Tribunal australiano multa companhia telefónica em 32 milhões de euros por enganar aborígenes

A empresa Telstra terá emitido contratos de planos de telefones móveis a 108 pessoas indígenas que não entendiam bem o inglês e estavam desempregadas ou a viver de prestações sociais.

PorLusa
© EPA

Um tribunal australiano multou esta quinta-feira a companhia telefónica Telstra no valor correspondente a 32 milhões de euros por tirar partido de mais de 100 aborígenes entre 2016 e 2018.

A juíza Debra Mortimer, do Tribunal Federal da Austrália, argumentou na sua decisão que a Telstra violou a Lei do Consumidor de "práticas de vendas inadmissíveis" exibidas pelos seus empregados em cinco das suas instalações ao emitir contratos de planos de telefones móveis a 108 pessoas indígenas que não entendiam bem o inglês e estavam desempregadas ou a viver de prestações sociais.

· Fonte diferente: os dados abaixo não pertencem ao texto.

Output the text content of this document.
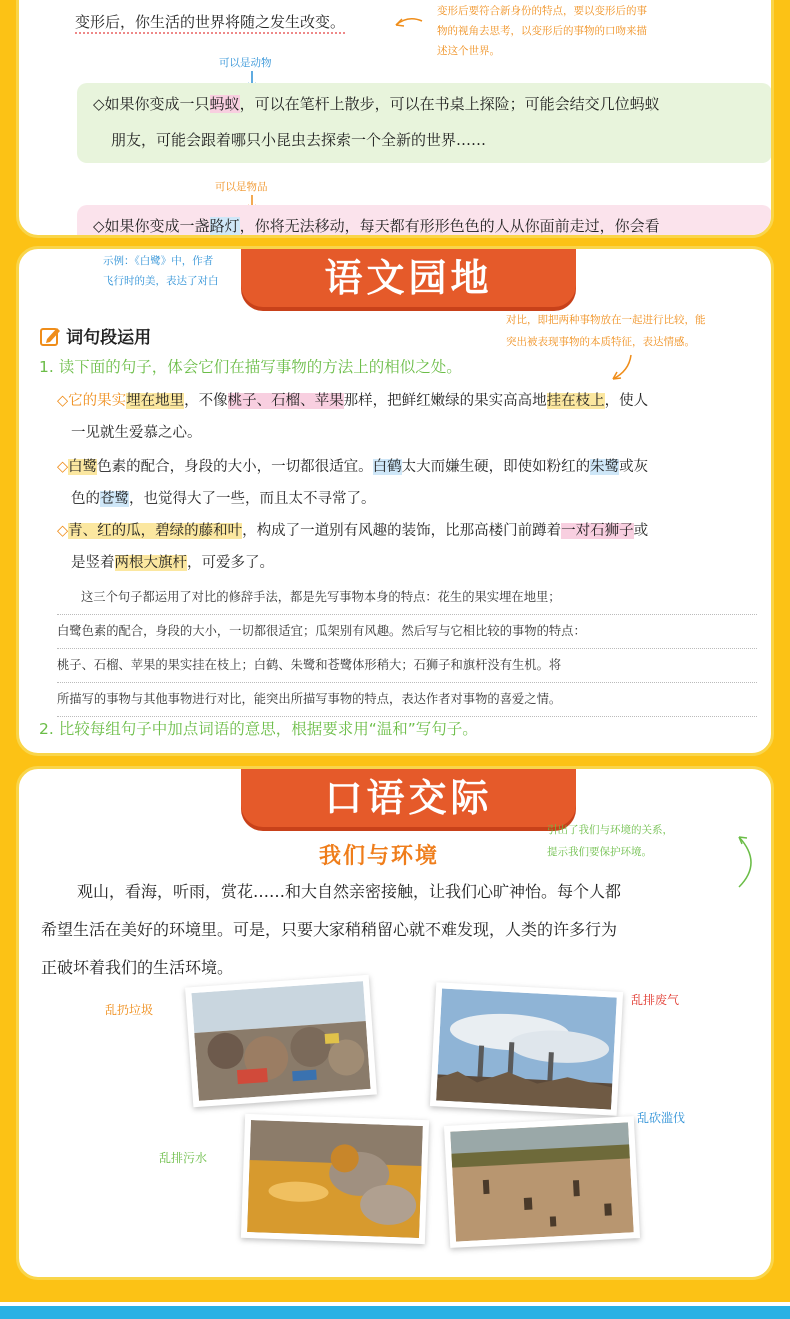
变形后，你生活的世界将随之发生改变。
变形后要符合新身份的特点，要以变形后的事
物的视角去思考，以变形后的事物的口吻来描
述这个世界。
可以是动物
◇如果你变成一只蚂蚁，可以在笔杆上散步，可以在书桌上探险；可能会结交几位蚂蚁
朋友，可能会跟着哪只小昆虫去探索一个全新的世界……
可以是物品
◇如果你变成一盏路灯，你将无法移动，每天都有形形色色的人从你面前走过，你会看
示例：《白鹭》中，作者
飞行时的美，表达了对白	语文园地
词句段运用
对比，即把两种事物放在一起进行比较，能
突出被表现事物的本质特征，表达情感。
1. 读下面的句子，体会它们在描写事物的方法上的相似之处。
◇它的果实埋在地里，不像桃子、石榴、苹果那样，把鲜红嫩绿的果实高高地挂在枝上，使人
一见就生爱慕之心。
◇白鹭色素的配合，身段的大小，一切都很适宜。白鹤太大而嫌生硬，即使如粉红的朱鹭或灰
色的苍鹭，也觉得大了一些，而且太不寻常了。
◇青、红的瓜，碧绿的藤和叶，构成了一道别有风趣的装饰，比那高楼门前蹲着一对石狮子或
是竖着两根大旗杆，可爱多了。
这三个句子都运用了对比的修辞手法，都是先写事物本身的特点：花生的果实埋在地里；
白鹭色素的配合，身段的大小，一切都很适宜；瓜架别有风趣。然后写与它相比较的事物的特点：
桃子、石榴、苹果的果实挂在枝上；白鹤、朱鹭和苍鹭体形稍大；石狮子和旗杆没有生机。将
所描写的事物与其他事物进行对比，能突出所描写事物的特点，表达作者对事物的喜爱之情。
2. 比较每组句子中加点词语的意思，根据要求用“温和”写句子。
口语交际
我们与环境
引出了我们与环境的关系，
提示我们要保护环境。
观山，看海，听雨，赏花……和大自然亲密接触，让我们心旷神怡。每个人都
希望生活在美好的环境里。可是，只要大家稍稍留心就不难发现，人类的许多行为
正破坏着我们的生活环境。
乱扔垃圾
乱排废气
乱排污水
乱砍滥伐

"Os consumidores afetados também foram expostos a graves problemas financeiros e angústia, uma vez que eram responsáveis por despesas que não podiam suportar e, em alguns casos, não tinham ideia do que tinham incorrido [aquando da assinatura dos contratos]", sublinha a decisão.

Para além destas práticas, a juiza observou também "outros fatores agravantes" como o tratamento das queixas por parte da Telstra, o seu atraso em aceitar a responsabilidade pela sua má conduta e as tentativas de recuperar o dinheiro que lhe é devido.

O presidente da Comissão Australiana da Concorrência e do Consumidor, Rod Sims, que processou a companhia telefónica, disse que os 108 clientes indígenas falavam inglês como segunda ou terceira língua, e muitos deles vivem em áreas remotas.

Sims disse numa declaração que as práticas pelas quais a Telstra foi condenada "incluem manipulação de avaliação de crédito, deturpação dos produtos como livres, exploração das vulnerabilidades sociais, linguísticas, literárias e culturais destes clientes indígenas".

A multa contra a Telstra é a segunda maior multa imposta na Austrália ao abrigo da Lei do Consumidor, depois dos 80 milhões de euros que a Volskswagen teve de pagar em 2019 por causa do escândalo "dieselgate", depois de se ter descoberto que tinha enganado os seus clientes sobre as emissões dos seus automóveis.